Lepik et al. in a study published in 2020, made significant bone defects in the femurs of 38 Sprague Dawley female rats and treated them with β-TCP scaffold granules seeded with male VSELs. This work demonstrated that VSELs isolated from rat BMDerived Mononuclear Cells (BM-MNC) contribute to bone healing. In a separate study, BM-MNC, VSEL-depleted BM-MNC or scaffold alone, and bone healing were evaluated after eight weeks postsurgery. Bone healing was remarkably increased in defects treated with VSEL and BM-MNC compared to defects treated with VSELdepleted BM-MNC. Donor cells were detected in new bone tissue, all the defects treated with cells, and fibrous tissue only in defects treated with VSEL-depleted BM-MNC [58].

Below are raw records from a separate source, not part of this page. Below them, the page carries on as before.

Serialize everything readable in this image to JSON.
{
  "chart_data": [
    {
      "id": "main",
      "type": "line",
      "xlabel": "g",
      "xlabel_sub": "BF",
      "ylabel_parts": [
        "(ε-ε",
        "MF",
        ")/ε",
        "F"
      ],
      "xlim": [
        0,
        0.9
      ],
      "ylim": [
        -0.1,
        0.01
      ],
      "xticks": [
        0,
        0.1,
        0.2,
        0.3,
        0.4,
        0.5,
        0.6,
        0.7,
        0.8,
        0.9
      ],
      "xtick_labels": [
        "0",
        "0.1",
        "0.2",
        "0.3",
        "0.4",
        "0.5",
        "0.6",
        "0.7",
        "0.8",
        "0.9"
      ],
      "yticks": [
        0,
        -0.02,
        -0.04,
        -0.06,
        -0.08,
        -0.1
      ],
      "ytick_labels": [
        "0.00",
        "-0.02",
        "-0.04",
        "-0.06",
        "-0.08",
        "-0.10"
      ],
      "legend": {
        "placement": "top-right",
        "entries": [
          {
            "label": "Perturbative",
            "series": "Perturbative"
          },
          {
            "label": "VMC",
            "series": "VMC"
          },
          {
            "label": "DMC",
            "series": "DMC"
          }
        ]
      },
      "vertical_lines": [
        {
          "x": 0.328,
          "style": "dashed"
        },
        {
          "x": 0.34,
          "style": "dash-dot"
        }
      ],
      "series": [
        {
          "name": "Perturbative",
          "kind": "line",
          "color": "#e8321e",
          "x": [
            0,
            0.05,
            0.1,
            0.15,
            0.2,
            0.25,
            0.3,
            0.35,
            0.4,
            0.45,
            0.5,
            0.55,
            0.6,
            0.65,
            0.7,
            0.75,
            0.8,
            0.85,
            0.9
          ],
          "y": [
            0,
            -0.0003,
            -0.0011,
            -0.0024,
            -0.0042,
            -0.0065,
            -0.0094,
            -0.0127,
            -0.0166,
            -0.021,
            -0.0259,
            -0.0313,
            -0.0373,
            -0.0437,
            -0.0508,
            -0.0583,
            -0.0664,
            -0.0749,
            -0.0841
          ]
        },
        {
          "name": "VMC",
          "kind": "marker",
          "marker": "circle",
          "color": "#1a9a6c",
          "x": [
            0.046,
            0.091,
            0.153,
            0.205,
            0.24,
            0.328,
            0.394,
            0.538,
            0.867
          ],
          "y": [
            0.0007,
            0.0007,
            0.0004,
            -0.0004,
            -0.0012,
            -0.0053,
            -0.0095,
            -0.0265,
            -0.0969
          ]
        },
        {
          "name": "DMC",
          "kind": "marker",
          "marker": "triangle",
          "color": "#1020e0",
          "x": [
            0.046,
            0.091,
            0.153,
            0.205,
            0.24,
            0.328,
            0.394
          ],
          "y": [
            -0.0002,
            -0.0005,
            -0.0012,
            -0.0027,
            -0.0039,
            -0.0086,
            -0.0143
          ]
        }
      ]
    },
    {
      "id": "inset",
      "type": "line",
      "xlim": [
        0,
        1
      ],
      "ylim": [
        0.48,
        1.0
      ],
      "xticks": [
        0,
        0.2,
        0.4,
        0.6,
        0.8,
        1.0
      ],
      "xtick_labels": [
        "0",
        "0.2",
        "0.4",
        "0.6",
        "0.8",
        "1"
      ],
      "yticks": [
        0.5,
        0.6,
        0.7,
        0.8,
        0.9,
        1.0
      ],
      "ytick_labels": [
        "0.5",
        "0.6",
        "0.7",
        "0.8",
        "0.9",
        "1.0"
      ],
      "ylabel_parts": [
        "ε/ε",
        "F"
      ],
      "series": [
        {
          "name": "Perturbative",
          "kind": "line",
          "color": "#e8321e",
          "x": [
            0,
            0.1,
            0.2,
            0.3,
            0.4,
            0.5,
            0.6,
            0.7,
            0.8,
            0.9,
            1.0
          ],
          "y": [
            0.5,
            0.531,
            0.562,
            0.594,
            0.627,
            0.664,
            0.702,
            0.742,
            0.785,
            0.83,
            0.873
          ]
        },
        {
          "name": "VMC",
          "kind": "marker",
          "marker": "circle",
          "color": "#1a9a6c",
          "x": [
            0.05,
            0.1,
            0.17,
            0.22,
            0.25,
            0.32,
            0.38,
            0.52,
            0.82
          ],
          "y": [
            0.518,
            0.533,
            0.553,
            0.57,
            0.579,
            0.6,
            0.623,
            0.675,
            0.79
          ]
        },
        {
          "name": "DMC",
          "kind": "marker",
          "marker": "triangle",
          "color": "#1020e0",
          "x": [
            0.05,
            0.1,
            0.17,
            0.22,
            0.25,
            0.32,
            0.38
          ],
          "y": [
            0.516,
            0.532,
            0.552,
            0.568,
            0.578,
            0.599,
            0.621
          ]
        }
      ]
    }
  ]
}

As we know, osteogenesis and bone remodeling are complex processes that involve several mechanisms and interactions between different cell populations, not only the osteoblastic and osteoclastic cell lineages. A synergy between progenitor stem cells that maintain the bone cell repertoire and hematopoietic and immune tissue cells also occurs, thanks to the secretion of local cytokines and growth factors [59] and the activation of transcription factors. Osteoporosis is a metabolic disorder related to the osteoblast and osteoclast imbalance and other functions, like bone-vessel coupling and boneadipocyte coupling [60]. VSELs seem to be promising for use in this kind of skeletal disorder and decelerate the aging processes in bone metabolism that lead to osteoporosis [61]. In 2015, Young Hun et al. induced osteoporosis by ovariectomy in mice and demonstrated, using DEXA and μCT examination, that following a tibial injection of hVSELs, significant differences in the trabecular number (11.24±0.67 vs. 6.78±0.35, P<0.001), bone volume (0.301±0.05 vs. 0.25±0.01, P=0.025), and bone mineral density (1108.56±115.6 vs. 913.02±17.11, P=0.006) of the tibias were noted in animals treated with hVSELs and estrogen vs. those animals not receiving estrogen and hVSELs alone. The authors declared that this study represents the first demonstration in SCID mice that hVSELs can induce bone regeneration in osteoporotic animals [62].

Conclusion

Based on the encouraging results from several studies, it can be concluded that VSELs are an excellent source of regenerative stem cells for Orthopedics and Sports Medicine applications, both for acute and degenerative processes. Considering their propensity to form bones, they could be considered for treating diseases like Osteogenesis Imperfecta, other types of bone defects, pseudarthrosis, and healing delay, as well as avascular necrosis and osteoporosis. Due to their pluripotency, VSELs also represent a valid option to treat several chronic degenerative conditions, such as cartilage erosion and osteochondral defects, joint arthritis, ligaments or tendon injury and degeneration, but more preclinical and clinical research needs to be done regarding these pluripotent cells that and the potential use in clinical regenerative therapies including skeletal and connective tissue disorders.

Acknowledgements

In loving memory of Dr. Pierdanilo Sanna.

Conflict of Interest

None of the contributing authors have any conflict of interest.